Lou Christie, who started out when Gore was at her teen zenith, recalled his friend in a blog post written last year by Scott Mervis for the Pittsburgh Post-Gazette:
“Lesley was a protected new star who seemed way above it all until you had some time alone with her. She was fun, smart and talented with a sense of humor that was her secret glory. Her taste in music surpassed any teen angel that was on the charts at the time. Raised on jazz, show tunes and standards, Lesley could sing them all and did. The smokey timber of her unforgettable sound was hers and hers alone. I loved her independence, loved signing with her, loved every hit record she had.”

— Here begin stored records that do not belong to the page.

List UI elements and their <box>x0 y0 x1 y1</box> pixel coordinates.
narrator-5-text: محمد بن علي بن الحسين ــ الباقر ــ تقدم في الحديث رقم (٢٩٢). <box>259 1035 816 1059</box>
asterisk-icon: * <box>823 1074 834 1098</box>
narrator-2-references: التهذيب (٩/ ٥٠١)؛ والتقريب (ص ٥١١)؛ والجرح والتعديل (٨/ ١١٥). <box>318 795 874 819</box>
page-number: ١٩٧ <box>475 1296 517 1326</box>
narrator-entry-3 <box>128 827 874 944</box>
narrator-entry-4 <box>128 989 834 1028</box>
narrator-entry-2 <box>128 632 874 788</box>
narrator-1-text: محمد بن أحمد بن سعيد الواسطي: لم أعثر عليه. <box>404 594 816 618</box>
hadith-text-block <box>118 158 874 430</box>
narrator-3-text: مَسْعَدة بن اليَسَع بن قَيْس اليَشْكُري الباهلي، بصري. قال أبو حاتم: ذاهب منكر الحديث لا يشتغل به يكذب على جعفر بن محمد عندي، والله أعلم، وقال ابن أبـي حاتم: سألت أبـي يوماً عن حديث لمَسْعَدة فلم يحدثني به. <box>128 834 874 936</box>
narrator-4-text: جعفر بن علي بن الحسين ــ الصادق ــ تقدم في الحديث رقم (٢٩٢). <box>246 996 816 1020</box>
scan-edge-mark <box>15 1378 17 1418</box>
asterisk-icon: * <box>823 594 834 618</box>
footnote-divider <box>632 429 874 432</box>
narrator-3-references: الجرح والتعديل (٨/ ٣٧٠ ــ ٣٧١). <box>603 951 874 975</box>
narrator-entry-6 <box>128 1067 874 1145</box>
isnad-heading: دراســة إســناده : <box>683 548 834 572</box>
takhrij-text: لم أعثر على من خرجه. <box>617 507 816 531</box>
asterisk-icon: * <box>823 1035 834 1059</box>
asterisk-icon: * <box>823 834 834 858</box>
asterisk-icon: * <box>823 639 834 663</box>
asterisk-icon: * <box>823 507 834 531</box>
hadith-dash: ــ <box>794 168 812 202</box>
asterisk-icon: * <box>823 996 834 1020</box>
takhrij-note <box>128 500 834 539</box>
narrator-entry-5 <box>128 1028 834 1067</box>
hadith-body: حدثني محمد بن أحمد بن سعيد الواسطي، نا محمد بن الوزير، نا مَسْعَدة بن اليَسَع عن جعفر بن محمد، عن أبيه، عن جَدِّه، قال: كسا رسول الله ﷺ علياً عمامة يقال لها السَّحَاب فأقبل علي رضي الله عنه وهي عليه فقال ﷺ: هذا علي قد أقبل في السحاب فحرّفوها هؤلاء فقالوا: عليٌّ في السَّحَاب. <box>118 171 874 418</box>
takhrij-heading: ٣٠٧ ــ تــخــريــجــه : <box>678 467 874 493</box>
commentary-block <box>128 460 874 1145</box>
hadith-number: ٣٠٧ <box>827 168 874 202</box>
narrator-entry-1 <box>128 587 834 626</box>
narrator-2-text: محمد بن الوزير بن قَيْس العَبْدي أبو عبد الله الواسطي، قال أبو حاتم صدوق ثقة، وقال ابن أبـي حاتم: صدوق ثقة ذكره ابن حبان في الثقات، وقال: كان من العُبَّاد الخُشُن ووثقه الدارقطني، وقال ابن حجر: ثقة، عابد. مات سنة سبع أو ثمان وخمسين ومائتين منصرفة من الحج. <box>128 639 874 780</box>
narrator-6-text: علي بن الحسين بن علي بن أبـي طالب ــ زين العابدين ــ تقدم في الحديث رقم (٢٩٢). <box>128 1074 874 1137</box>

And then…It seemed that she dropped off a cliff. When she went off to Sarah Lawrence College, she might as well have been dead to the record industry that couldn’t get enough of her work just a couple of years before. Folk music was in vogue at that point. Pop music—especially her kind, released in her teens and increasingly regarded as childish—was not a favorite of deejays.
But Gore would not be “thrown.” She re-emerged over a decade later, this time as a creator of songs rather than just an interpreter of them, with her work on the Fame soundtrack.
“Out Here on My Own,” co-written with her brother Michael, is an excellent example of how an artist can create mainstream music, within the context of a song meant to serve the plot of a film, and yet still spring from the deepest wellspring of experience.
The Oscar-nominated song begins tremulously, with lyrics filled with loneliness and fear—not just what a youth hoping to find herself might feel, or even (as in the film) what a student at a demanding performing-arts school might experience, but also what Gore, a lesbian, would have felt when her orientation was not widely accepted by the public and needed to be hidden. (“Make believing is hard alone.”) It ends at the most realistically hopeful point—not with conquest, but with survival, in itself a form of victory. (For Gore's own fine rendition, see this YouTube clip from 2011.)
Songwriting assured that Gore would indeed survive, broadening her audience even as it enabled baby boomer fans to see that she was not simply an oldies act, frozen in time. That is part of the reason why I chose this particular photo of her. An image from her Sixties heyday would have been more instantly recognizable, but would have not reflected the hard-won creative and personal triumph she gained in adulthood just for being herself.
A concert Gore gave at the College of Staten Island in 2009 somehow seems symbolic of her career. Midway through a well-received set, she was interrupted by the smoke alarm. She resumed with an equally fine second act, telling her appreciative audience, "Sorry for the inconvenience, but nothing can really stop me from singing."
Nothing, as it turned out, but death itself.